Ahead of Yom Hazikaron, the OU launched B’Yachad LaNetzach, a unique initiative which encouraged North American shuls, batei midrash, and schools to join the families of the fallen in recalling and appreciating their profound sacrifice, by memorializing a single soldier who has passed away since October 7. 

“Thanks to this incredible initiative, those who sacrificed their lives are not getting lost in the numbers,” says Rabbi Haber. “Rather, they are being recognized individually for how they lived and engaged with others, and what they accomplished. Linking shuls with specific chayalim so that they can connect with them is a very poignant and appropriate way of recognizing Yom Hazikaron and valuing everyone’s contributions toward the State of Israel’s establishment and continued existence.”

Orthodox Union President Mitchel Aeder speaks at the OU’s Yom Hazikaron Commemoration

B’Yachad LaNetzach aims to bridge the significant gap between Israelis who serve in Tzahal and the vast majority of American Jewry, who cannot fathom the emotional burdens Israelis bear around the war. It also endeavors to offer bereaved families chizuk, and elevate the neshamot of the departed. Participating organizations received a metallic print and bio of their adopted soldier, as well as a connection with their family, where possible.
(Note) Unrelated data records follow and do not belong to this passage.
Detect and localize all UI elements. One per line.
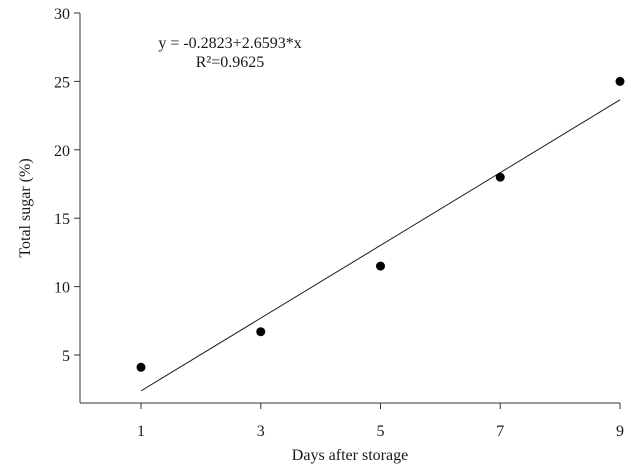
r-squared: R²=0.9625 bbox=[195, 54, 265, 71]
data-point bbox=[376, 261, 385, 271]
trend-line bbox=[140, 99, 621, 392]
data-point bbox=[495, 172, 505, 182]
data-point bbox=[615, 76, 625, 86]
y-axis-title: Total sugar (%) bbox=[17, 158, 34, 257]
data-point bbox=[256, 327, 266, 337]
y-tick-label: 30 bbox=[54, 6, 70, 23]
y-tick-label: 15 bbox=[54, 211, 70, 228]
y-tick-label: 20 bbox=[54, 143, 70, 160]
data-point bbox=[136, 362, 146, 372]
axes bbox=[79, 13, 620, 404]
regression-equation: y = -0.2823+2.6593*x bbox=[158, 35, 302, 52]
y-tick-label: 10 bbox=[54, 280, 70, 297]
ticks: 5 10 15 20 25 30 1 3 5 7 9 bbox=[54, 6, 624, 440]
data-points bbox=[136, 76, 625, 372]
x-tick-label: 3 bbox=[257, 423, 265, 440]
x-tick-label: 5 bbox=[377, 423, 385, 440]
y-tick-label: 25 bbox=[54, 74, 70, 91]
x-tick-label: 9 bbox=[616, 423, 624, 440]
x-tick-label: 7 bbox=[496, 423, 504, 440]
x-axis-title: Days after storage bbox=[292, 447, 408, 464]
regression-line bbox=[140, 99, 621, 392]
equation-annotation: y = -0.2823+2.6593*x R²=0.9625 bbox=[150, 34, 310, 72]
y-tick-label: 5 bbox=[62, 348, 70, 365]
x-tick-label: 1 bbox=[137, 423, 145, 440]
“Our kedoshim deserve to be remembered individually by having their stories told and by having Torah learned and tefillos said in their memory,” says Rabbi Hauer. “Each and every one of their families deserves to know that their sacrifice is recognized as having been on behalf of all of Klal Yisrael.”

Rabbi Haber is tremendously moved by the OU’s gesture to memorialize Zechariah.

“That the OU chose my nephew to specifically recognize has a deep personal meaning to me, given my long-standing connection with the OU, working first with JLIC and now with OU management. The OU is not just an organization, but a family.”